I don’t know why what he says it true, but I’m pretty certain it is. It could be that there’s actually some kind of cosmic law at work, like ‘The Secrets’ Law of Attraction.

Or I’ve imagined that perhaps we’re all just a little smarter on the inside than we give ourselves credit for. That is, we know when we’re making a good marketing decision on a deep level, and so we’re confident about it. When we respond to a cold-caller hawking ‘top search engine positioning,’ maybe we have a little gut feeling that our ‘investment’ is less than rock-solid. No surprise then that it doesn’t work out.

Whatever the cause/effect situation happens to be, I’m convinced that what Jantsch calls ‘positive expectancy’ is a powerful force for success – or for failure.

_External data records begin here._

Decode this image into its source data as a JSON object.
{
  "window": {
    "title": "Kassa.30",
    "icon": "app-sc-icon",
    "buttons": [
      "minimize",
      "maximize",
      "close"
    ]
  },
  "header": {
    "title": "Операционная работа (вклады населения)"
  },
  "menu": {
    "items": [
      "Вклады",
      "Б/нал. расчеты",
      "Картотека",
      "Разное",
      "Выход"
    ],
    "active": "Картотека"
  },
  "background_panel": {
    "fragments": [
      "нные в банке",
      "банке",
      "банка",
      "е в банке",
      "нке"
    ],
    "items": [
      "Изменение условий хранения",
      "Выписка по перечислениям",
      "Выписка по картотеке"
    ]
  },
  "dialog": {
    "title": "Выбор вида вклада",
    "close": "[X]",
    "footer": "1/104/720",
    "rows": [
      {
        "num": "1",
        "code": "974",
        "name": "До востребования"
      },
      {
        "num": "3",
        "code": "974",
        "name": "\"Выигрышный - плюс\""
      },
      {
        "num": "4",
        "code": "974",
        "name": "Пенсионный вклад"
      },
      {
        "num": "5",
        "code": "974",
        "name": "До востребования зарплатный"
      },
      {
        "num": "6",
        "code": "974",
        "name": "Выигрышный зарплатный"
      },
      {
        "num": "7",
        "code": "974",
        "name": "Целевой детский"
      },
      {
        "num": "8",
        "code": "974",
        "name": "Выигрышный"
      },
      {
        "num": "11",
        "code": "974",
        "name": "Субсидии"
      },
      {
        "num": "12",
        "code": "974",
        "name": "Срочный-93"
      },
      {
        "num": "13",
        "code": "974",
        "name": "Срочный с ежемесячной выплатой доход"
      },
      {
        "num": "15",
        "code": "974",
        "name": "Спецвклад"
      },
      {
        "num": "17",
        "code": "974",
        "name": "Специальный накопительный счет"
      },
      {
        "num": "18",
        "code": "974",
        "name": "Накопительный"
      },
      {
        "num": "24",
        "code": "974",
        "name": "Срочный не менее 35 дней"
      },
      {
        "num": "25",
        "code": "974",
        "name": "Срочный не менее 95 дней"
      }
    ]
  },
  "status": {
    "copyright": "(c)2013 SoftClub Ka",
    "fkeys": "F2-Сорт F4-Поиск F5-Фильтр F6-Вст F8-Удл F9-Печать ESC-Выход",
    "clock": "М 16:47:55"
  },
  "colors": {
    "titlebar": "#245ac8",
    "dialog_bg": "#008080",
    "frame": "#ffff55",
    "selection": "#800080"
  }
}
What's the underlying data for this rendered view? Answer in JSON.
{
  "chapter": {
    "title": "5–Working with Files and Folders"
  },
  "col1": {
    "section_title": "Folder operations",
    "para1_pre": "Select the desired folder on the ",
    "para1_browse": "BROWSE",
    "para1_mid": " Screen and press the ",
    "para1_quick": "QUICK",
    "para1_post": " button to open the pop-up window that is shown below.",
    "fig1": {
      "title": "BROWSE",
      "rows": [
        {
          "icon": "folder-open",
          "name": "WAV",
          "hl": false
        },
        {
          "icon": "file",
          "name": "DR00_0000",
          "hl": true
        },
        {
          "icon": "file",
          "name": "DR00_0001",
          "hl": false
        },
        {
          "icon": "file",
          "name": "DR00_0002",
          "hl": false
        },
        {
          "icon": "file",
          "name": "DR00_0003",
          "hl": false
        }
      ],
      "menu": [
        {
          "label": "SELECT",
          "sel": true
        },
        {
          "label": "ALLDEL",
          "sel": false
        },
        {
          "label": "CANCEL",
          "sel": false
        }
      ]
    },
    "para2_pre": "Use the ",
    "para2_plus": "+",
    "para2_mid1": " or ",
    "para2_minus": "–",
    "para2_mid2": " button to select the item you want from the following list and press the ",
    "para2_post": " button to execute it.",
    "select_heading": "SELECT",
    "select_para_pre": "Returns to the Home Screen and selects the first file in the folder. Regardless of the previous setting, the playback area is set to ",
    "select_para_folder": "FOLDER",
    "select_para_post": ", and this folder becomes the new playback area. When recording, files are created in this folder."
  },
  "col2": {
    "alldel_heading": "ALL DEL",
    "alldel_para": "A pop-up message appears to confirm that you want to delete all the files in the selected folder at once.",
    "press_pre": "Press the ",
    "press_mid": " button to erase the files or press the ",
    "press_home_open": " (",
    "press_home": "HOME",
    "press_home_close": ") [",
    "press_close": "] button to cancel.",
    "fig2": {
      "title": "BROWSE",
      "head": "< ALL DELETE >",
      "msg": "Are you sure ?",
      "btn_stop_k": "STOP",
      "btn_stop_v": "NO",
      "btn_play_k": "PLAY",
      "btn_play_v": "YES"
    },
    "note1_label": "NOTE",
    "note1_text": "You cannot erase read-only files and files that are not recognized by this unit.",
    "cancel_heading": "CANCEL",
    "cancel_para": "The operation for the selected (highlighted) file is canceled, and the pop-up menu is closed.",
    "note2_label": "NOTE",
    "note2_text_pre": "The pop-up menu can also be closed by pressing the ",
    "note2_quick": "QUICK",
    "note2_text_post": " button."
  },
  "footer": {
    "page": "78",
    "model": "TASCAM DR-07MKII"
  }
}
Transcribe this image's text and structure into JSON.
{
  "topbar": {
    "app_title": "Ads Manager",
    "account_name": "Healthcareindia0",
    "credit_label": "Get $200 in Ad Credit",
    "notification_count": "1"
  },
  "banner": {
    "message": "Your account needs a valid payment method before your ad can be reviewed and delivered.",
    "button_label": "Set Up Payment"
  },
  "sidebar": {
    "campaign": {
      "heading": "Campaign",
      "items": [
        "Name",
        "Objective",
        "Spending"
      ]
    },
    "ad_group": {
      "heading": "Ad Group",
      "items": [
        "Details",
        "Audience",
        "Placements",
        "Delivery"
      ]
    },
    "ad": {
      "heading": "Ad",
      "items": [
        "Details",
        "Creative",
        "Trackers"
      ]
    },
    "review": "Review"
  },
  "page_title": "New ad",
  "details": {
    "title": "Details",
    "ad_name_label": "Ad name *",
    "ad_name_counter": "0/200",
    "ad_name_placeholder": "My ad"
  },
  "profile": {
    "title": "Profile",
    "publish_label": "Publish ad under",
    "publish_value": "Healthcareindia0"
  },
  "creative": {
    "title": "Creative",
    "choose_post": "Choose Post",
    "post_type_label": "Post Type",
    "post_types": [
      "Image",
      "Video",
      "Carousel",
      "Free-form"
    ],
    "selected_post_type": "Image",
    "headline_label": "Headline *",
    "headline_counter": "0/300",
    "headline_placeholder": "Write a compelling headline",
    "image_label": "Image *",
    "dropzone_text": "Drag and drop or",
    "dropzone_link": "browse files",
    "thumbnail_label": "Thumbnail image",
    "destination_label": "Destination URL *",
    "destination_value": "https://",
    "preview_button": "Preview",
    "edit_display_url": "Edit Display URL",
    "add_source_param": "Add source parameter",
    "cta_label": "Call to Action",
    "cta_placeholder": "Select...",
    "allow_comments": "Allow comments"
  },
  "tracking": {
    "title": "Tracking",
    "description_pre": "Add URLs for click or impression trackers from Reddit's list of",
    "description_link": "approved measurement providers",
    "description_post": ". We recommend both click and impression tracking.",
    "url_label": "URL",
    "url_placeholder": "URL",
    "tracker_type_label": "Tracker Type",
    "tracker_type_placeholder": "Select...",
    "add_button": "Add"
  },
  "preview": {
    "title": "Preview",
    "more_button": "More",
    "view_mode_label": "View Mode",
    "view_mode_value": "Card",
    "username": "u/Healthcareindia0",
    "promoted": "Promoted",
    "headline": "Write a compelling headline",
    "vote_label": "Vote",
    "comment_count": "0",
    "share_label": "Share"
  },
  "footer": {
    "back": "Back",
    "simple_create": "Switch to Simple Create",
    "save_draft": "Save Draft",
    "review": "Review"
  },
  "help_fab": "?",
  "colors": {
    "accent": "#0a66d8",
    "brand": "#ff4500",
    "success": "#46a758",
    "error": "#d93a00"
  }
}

And this takes us back to Hippocrates. Many agents have subtly given up on marketing. Or they’ve given up on Internet marketing. And it’s easy to see why – every dollar they spend wasted, over and over again. Not only do they wound their pocketbook, but slowly, a belief is created:

“The Internet doesn’t work.”
“Postcards don’t work.”
“Advertising doesn’t work.”
“Nothing works.”

Often, this kind of thinking isn’t conscious or overt. But there’s a frustration and throwing-up-of-hands towards the whole process that really stops the kind of thinking and innovation required to create a message and a process of delivering it that’s effective.

It’s too bad, because all businesses are fundamentally marketing businesses. To ignore marketing is a mistake. To simply follow what everyone else is doing only serves to tell the marketplace that you’re no different - a recipe for disappointing results.

The solution? ‘First, do no harm.’

There’s a ton to say about how to avoid wasting money on marketing, and we’ll get to it in coming posts. But for now, let’s agree that trying to convert total strangers into clients is the black-diamond slopes of marketing. It’s the hardest thing you can try to do.

So, start with the low-hanging fruit: the people who already know and trust you. Create a compelling message that demonstrates your unique value, and deliver it to your sphere in a systematic and provocative way. Build on small successes, and take on the greater challenges over time.

In coming installments, we’ll talk about things like how to create that compelling message and how to avoid getting burned online, from SEO and Adwords to web sites and e-mail. It’s not as hard as you may have come to believe.